By Cathleen Chittenden Bascom
This Lent, some of us have been studying the Eucharist — our worship service — piece by piece and step by step. This week, we focus on the very heart of Christian worship:
The real Jesus took real bread and wine and identified himself with it. …a remarkably simple ritual gesture done by a man who was facing death. And just as the man’s death was to affect the way millions would live, so his gesture at that last meal shaped the way they would worship. (Ted Guzie, Jesus and the Eucharist)
If we look closely at the Eucharistic prayer on page 362 of the Book of Common Prayer, we get in very succinct form some theological understandings of the Eucharist. “Holy and Gracious Father, in your infinite love you made us for yourself…” One of the first things that this loaf and this cup is the Creation.
I had ridden a slow train from Florence through wheat fields in the September sun. The young women studying to be nuns spent part of every day working in the gardens and vineyards of the old, retired nuns. I learned that wine from those vines eventually ended up on our table and, also, in Communion services in that spot near St. Francis’ first church.
When Jesus broke bread and blessed the cup, he did what religious Jews did and do at an evening meal:
No dish was eaten without a prayer of thanksgiving or blessing — a berakah — which the host or the leader of the group said over each kind of food as it was served. Near the beginning of the meal, for example, the host took bread and broke it saying, “Blessed are you, Lord our God, eternal king for bringing forth bread from the earth.” If wine was served, each person would bless their own cup every time they refilled it saying, “Blessed are you, Lord our God, eternal king, for making the fruit of the vine.”
What is in this loaf and cup? The Creation!
Every time we partake of them, we give praise to God our Creator!
The Eucharistic prayer goes on to say, “…and when we had fallen into sin and become subject to evil, you in your mercy sent Jesus Christ, to share our human nature, to live and die as one of us, to reconcile us to you…”
What is in this loaf and cup? We are!
That God chose to use bread and drink as the anchor of worship acknowledges our humanness — we need to eat and drink, and Jesus meets us there. Christ meets us in our needs.
When one of our sons was a newborn, he wouldn’t eat, he had trouble suckling. At eight days old, the doctor had us rush him to the big children’s hospital in Chicago. We were terrified and in shock. But in the middle of the night — using a teeny, tiny bottle — he got the idea. I sensed a presence there; a presence I believe was Christ. But — although it was for us — I also felt that it was much more about all of those children! Some of them very sick — like the two-year-old next to us with congenital heart problems.
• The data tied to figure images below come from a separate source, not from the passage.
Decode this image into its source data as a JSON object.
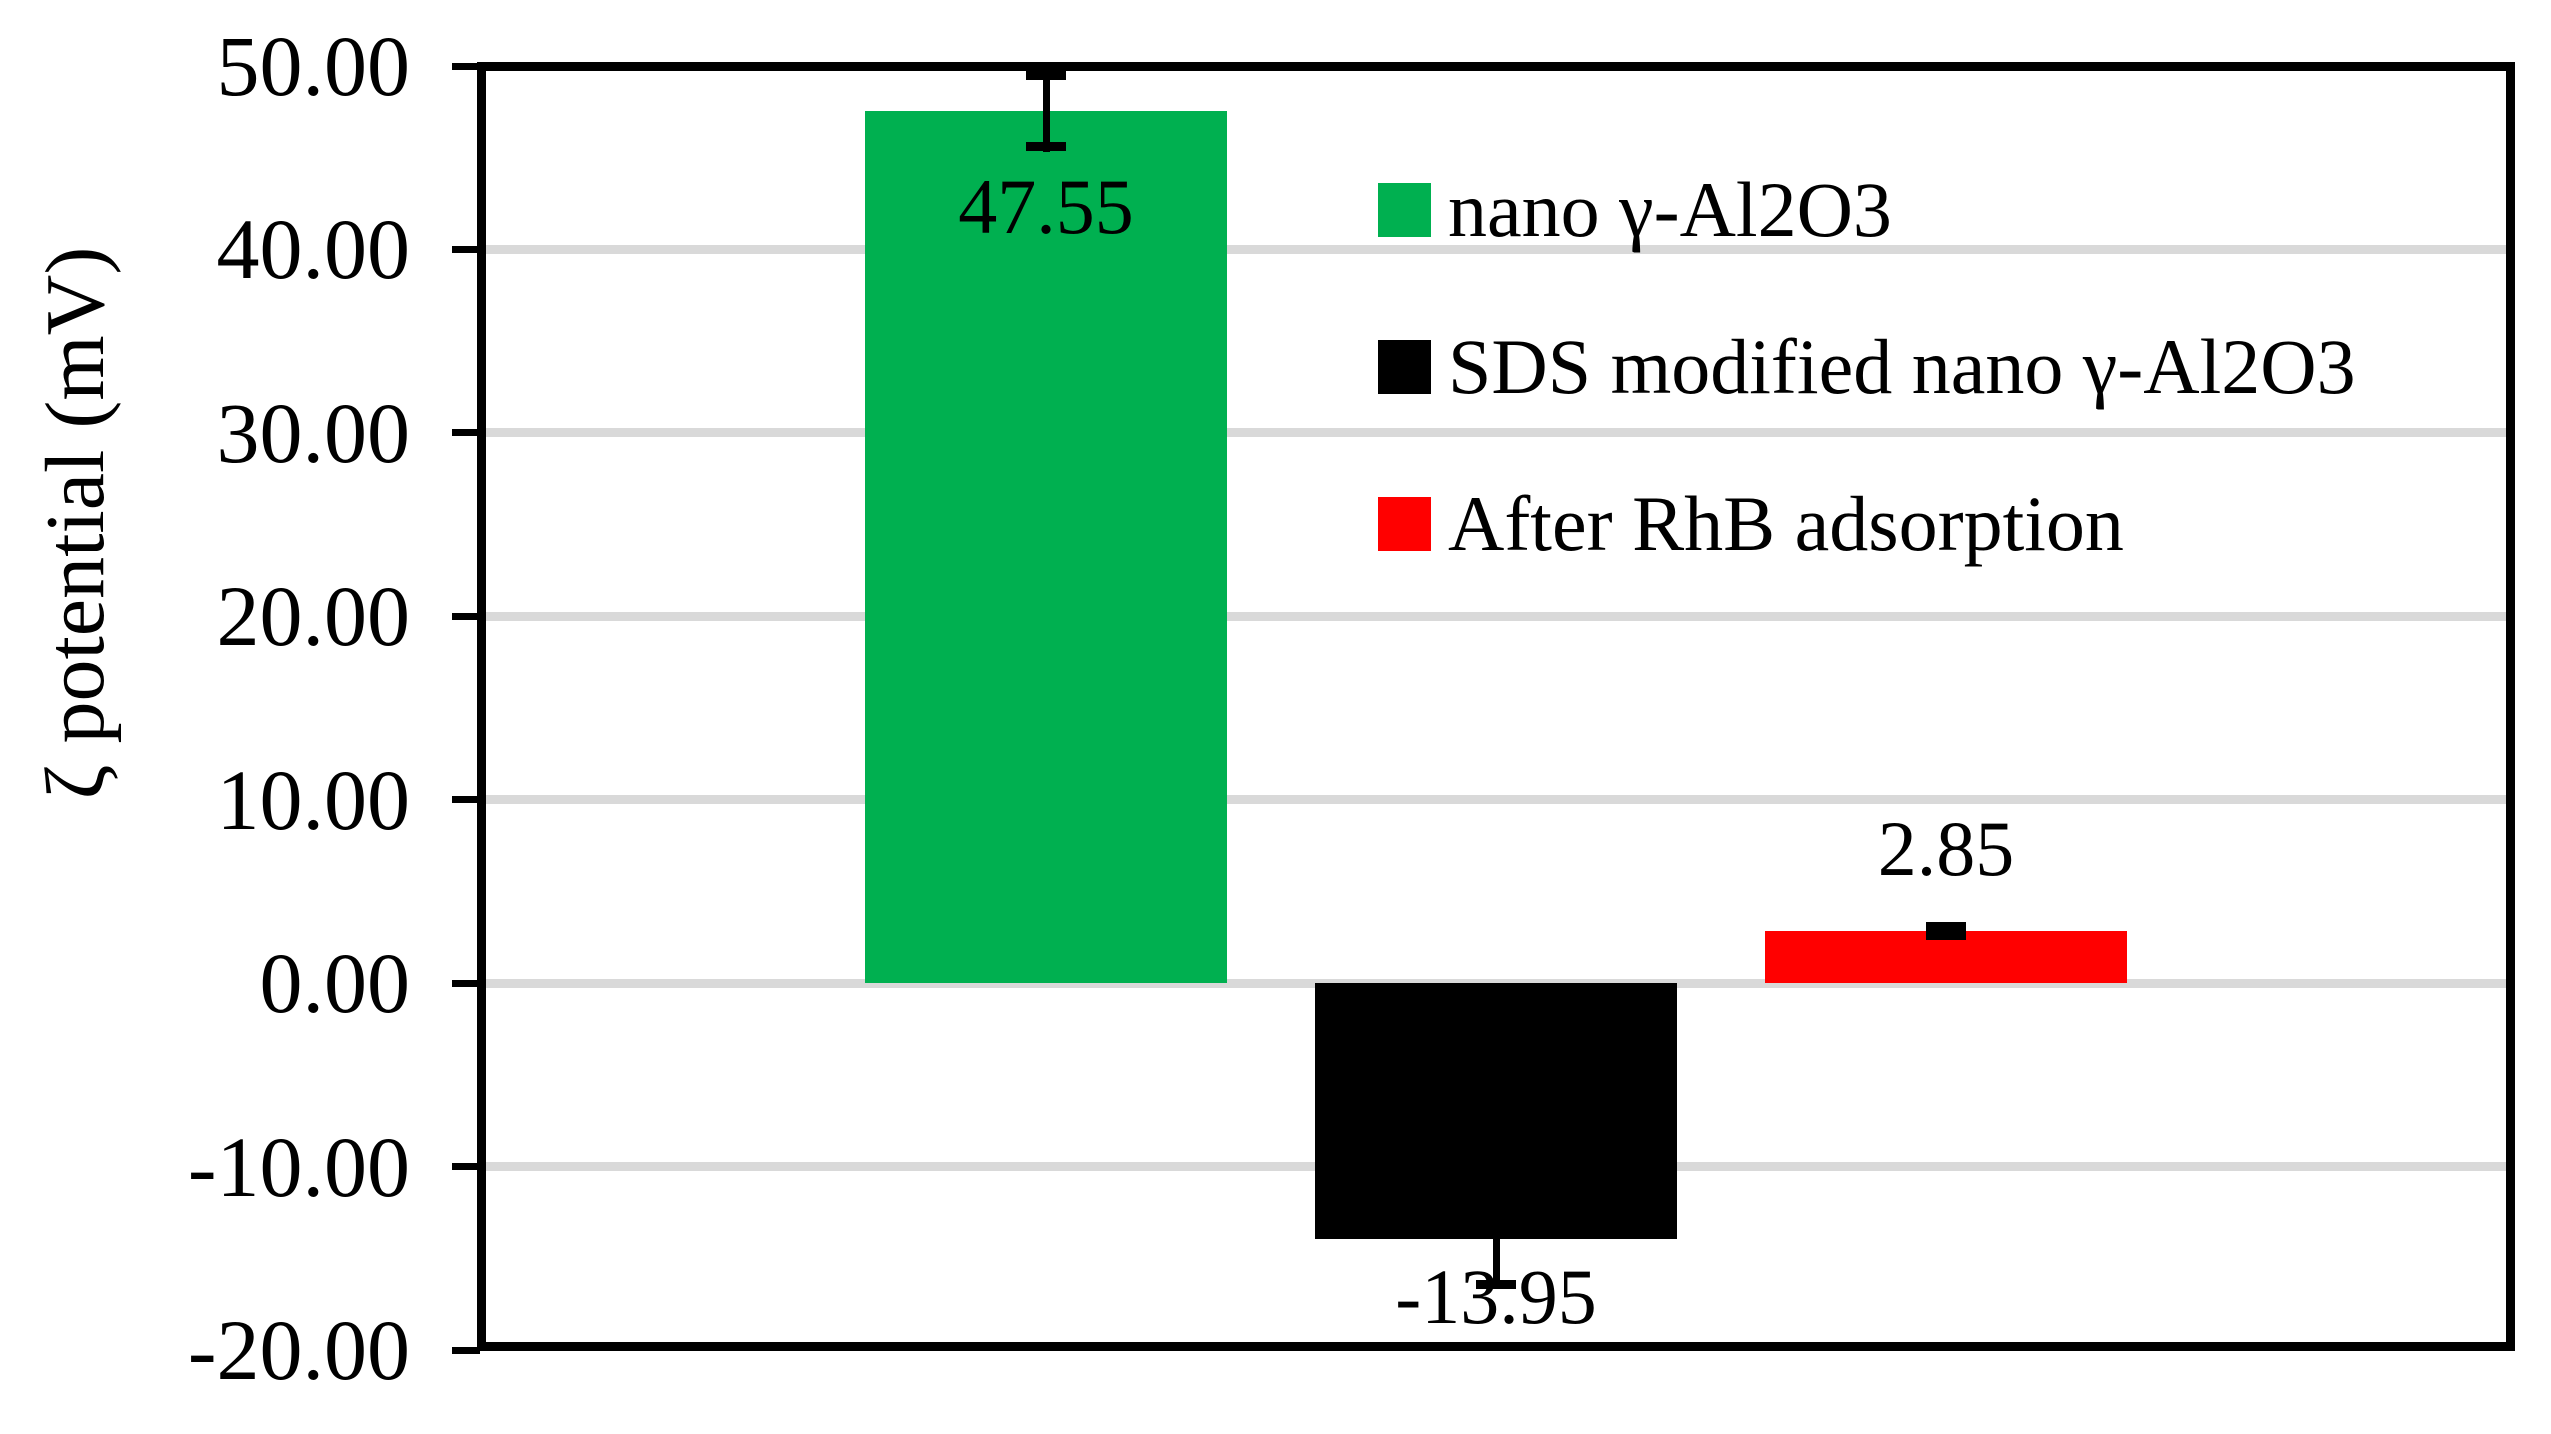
{
  "chart_data": {
    "type": "bar",
    "title": "",
    "xlabel": "",
    "ylabel": "ζ potential (mV)",
    "ylim": [
      -20,
      50
    ],
    "ytick_step": 10,
    "ytick_values": [
      50,
      40,
      30,
      20,
      10,
      0,
      -10,
      -20
    ],
    "ytick_labels": [
      "50.00",
      "40.00",
      "30.00",
      "20.00",
      "10.00",
      "0.00",
      "-10.00",
      "-20.00"
    ],
    "grid": true,
    "categories": [
      ""
    ],
    "series": [
      {
        "name": "nano γ-Al2O3",
        "value": 47.55,
        "label": "47.55",
        "error": 2.2,
        "color": "#00B050"
      },
      {
        "name": "SDS modified nano γ-Al2O3",
        "value": -13.95,
        "label": "-13.95",
        "error": 2.7,
        "color": "#000000"
      },
      {
        "name": "After RhB adsorption",
        "value": 2.85,
        "label": "2.85",
        "error": 0.5,
        "color": "#FF0000"
      }
    ],
    "legend_position": "inside-top-right",
    "colors": {
      "gridline": "#D9D9D9",
      "axis": "#000000",
      "text": "#000000"
    }
  }
}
Christians believe that there is a presence in suffering and need. That in our human frailty we can know God’s presence and love.
What is in this loaf and cup? We are!
All of humanity, and Jesus is with us.
“He stretched out his arms upon the cross, and offered himself, a perfect sacrifice for the whole world.”
When has someone sacrificed for us?
Anyone give up a seat for you when you were really tired? Or moved on the airplane so you and your family could sit together?
Anyone ever work long hours at a menial task so you could go to college?
I think of a woman I knew in our last parish. She removed herself from an abusive marriage; raised four children and sent them all to college. She lived what I thought was a TV cliché. She worked all day with troubled teens at a special school, but at nights, she stuffed newspapers or made Dutch letters in Pella and cleaned our church on Saturdays.
Anyone ever known someone who died for the sake of something good?
Christians after the age of martyrs would celebrate the Eucharist at the tombs of loved ones and leaders who had given their lives for the faith. Christians believe that in succumbing to the Cross, Jesus made a sacrifice that had the effect of making love stronger than evil and overcoming death forever. Smart people will notice that I jumped over a phrase: “in obedience to your will” (I have a hard theological time that a Father would require death from a loved son). Jürgen Moltmann — one of the best theologians of the last century — has helped me by highlighting that God, Creator of the Universe, dies on the Cross with Christ, in Christ, as Christ. A mystery — God meets humanity and evil in death and brings life. The whole Trinity is in this Eucharist.
The Creation, humanity, the presence in suffering of the Holy Trinity — all of this is in this loaf and cup!
The Rt. Rev. Cathleen Chittenden Bascom is the X Bishop of the Episcopal Diocese of Kansas.